Despite what she may say to the contrary, there’s something more to Kinnie Starr’s music than the indie/trip-hop/ jazz/whatever it’s often described as. A Calgary native who cites her brothers’ friends and her father’s clients as influences, whose lyrics are not only a mish-mash of themes but languages as well, Starr’s speech is about as hard to decrypt as her broad palette of inspiration would suggest.
“My music’s just for people to interpret,” says Starr, still a little out of breath after her set Tuesday night.
The raven-haired singer-poetess glances around, eager to return to the stage where she can catch Buck 65’s performance. It’s their first night of a seven-date tour together and her excitement is apparent. While notable, her fervour isn’t that of a wide-eyed, naïve Albertan.
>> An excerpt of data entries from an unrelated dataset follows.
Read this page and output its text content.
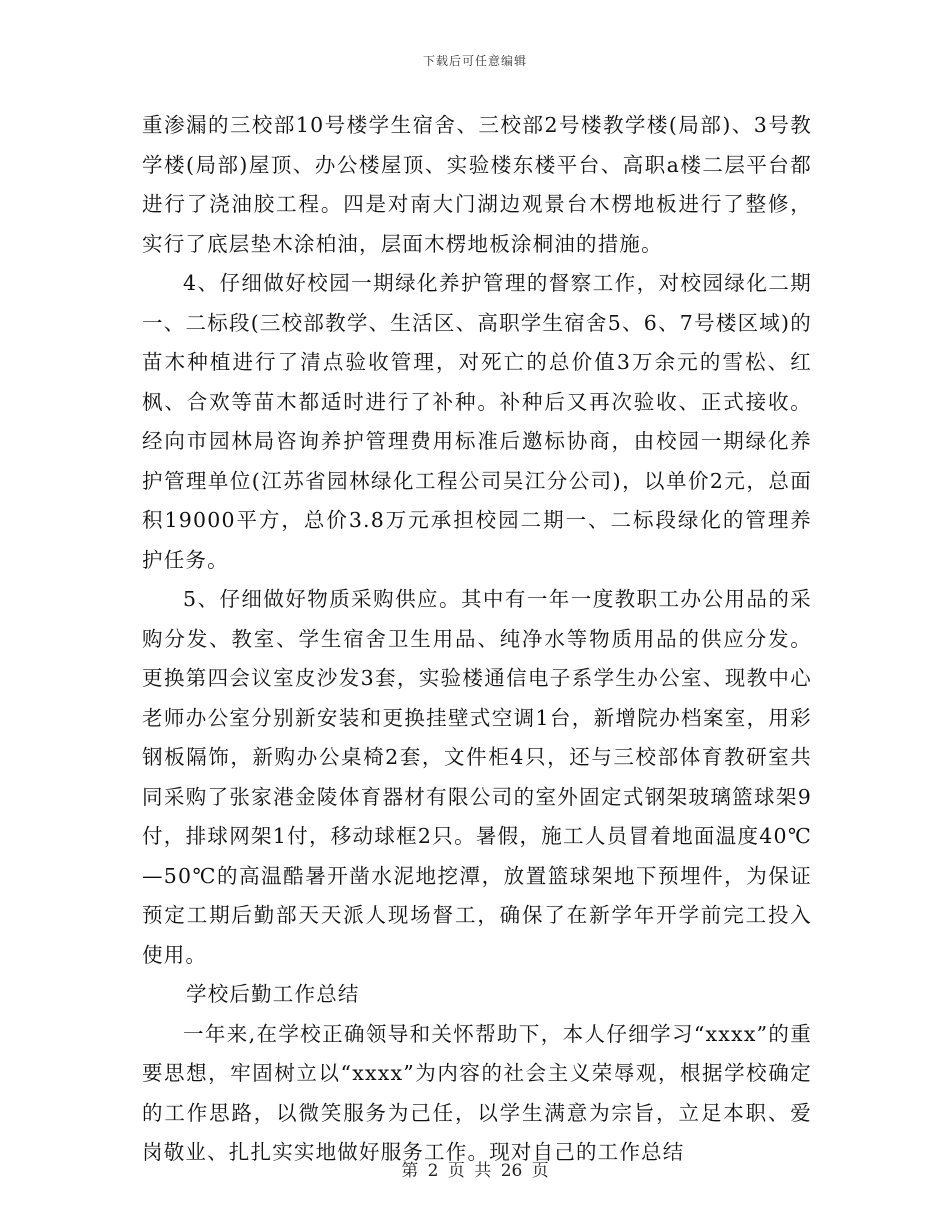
下载后可任意编辑

重渗漏的三校部10号楼学生宿舍、三校部2号楼教学楼(局部)、3号教学楼(局部)屋顶、办公楼屋顶、实验楼东楼平台、高职a楼二层平台都进行了浇油胶工程。四是对南大门湖边观景台木楞地板进行了整修，实行了底层垫木涂柏油，层面木楞地板涂桐油的措施。

4、仔细做好校园一期绿化养护管理的督察工作，对校园绿化二期一、二标段(三校部教学、生活区、高职学生宿舍5、6、7号楼区域)的苗木种植进行了清点验收管理，对死亡的总价值3万余元的雪松、红枫、合欢等苗木都适时进行了补种。补种后又再次验收、正式接收。经向市园林局咨询养护管理费用标准后邀标协商，由校园一期绿化养护管理单位(江苏省园林绿化工程公司吴江分公司)，以单价2元，总面积19000平方，总价3.8万元承担校园二期一、二标段绿化的管理养护任务。

5、仔细做好物质采购供应。其中有一年一度教职工办公用品的采购分发、教室、学生宿舍卫生用品、纯净水等物质用品的供应分发。更换第四会议室皮沙发3套，实验楼通信电子系学生办公室、现教中心老师办公室分别新安装和更换挂壁式空调1台，新增院办档案室，用彩钢板隔饰，新购办公桌椅2套，文件柜4只，还与三校部体育教研室共同采购了张家港金陵体育器材有限公司的室外固定式钢架玻璃篮球架9付，排球网架1付，移动球框2只。暑假，施工人员冒着地面温度40℃—50℃的高温酷暑开凿水泥地挖潭，放置篮球架地下预埋件，为保证预定工期后勤部天天派人现场督工，确保了在新学年开学前完工投入使用。

学校后勤工作总结

一年来,在学校正确领导和关怀帮助下，本人仔细学习“xxxx”的重要思想，牢固树立以“xxxx”为内容的社会主义荣辱观，根据学校确定的工作思路，以微笑服务为己任，以学生满意为宗旨，立足本职、爱岗敬业、扎扎实实地做好服务工作。现对自己的工作总结

第 2 页 共 26 页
In fact, nothing could be further from the truth, as evidenced by her latest album Anything. On top of recording five albums, Starr has lived and worked everywhere from Vancouver to New York to Las Vegas.
“I’ve always traveled,” she explains. “I was living hand-to-mouth, traveling around selling stickers I silk-screened myself. I’d sell a stack of them to a bookstore for $40 and that would last me for ages, I was living really cheaply. I’d dumpster-dive and hitch-hike.”
In our era of high oil prices and over-consumption, more of us are settling down to a mediocre education at the U of C and a house in the suburbs. Long before Anything, her fourth release, Starr was taking the road less traveled. Sick and tired of Calgary, of boys, of the same, she became an activist.
“My cause was anger–just furiousness at the world,” she laughs as she sips her beer. “But I realized putting out art is more compelling than protesting. More people listen if you aren’t yelling.”
In 1993 she quieted down and started playing music to get her point across. Starr has since gained a reputation as a songstress in the same musical eschelon as Ani DiFranco, thanks to her powerful lyrics, impressive voice and–in part–her sexuality. She believes her music is a combination of everything and anything–specifically citing metal and old school hip-hop–but Starr’s style does more than combine genres, it transcends them. Her music is “soundy,” eschewing the pigeon-holing tendencies of today’s music scene, focusing instead on the sonic effect and idealistic significance of the lyrics. This defiance of classification makes the current tour with Buck 65 perfect.
“He made that happen,” she says. “We’ve known each other on and off for a while. And he’s been really good to us. The music industry is still such a boys club that it’s easier for a man. Buck 65 ushered us in, I wish he didn’t have to, but I’m grateful he did.”
Tuesday night the audience packed into The Grand, a venue which hadn’t hosted music in 60 years, to absorb Starr and Buck 65’s bass-thumping genre-bender. The audience varied from university students to age’d yuppies, however there was little variation in their reception of Starr. All were excited to hear her new material as well as their old favourites.
“I still find it hard to be on stage,” she admits, though she plucked up enough courage to play a couple of her songs in an acoustic encore. “I’ve always played acoustic, but I’m still really afraid to play that stuff. Hip-hop has more bravado I can stand behind.”
She claims her nerves aren’t the only thing which have stayed the same. As Starr tells it she’s just the same old Kinnie, rapping and rhyming about family, loss, honour and the like, still moving from city to city playing music and selling the t-shirts she silk-screened herself. But it appears there’s something different about her–this charming and easy-going woman is content.
“I’m happily in love,” she confides, a coy smile illuminating her face, admitting the evening’s songs of heartbreak and tears were not referencing her current situation. As she heads off to catch the rest of the show it becomes clear she’s not the same angry teenager who left Calgary, no matter the stylistic consistency of her music or the recurring themes, Starr has changed.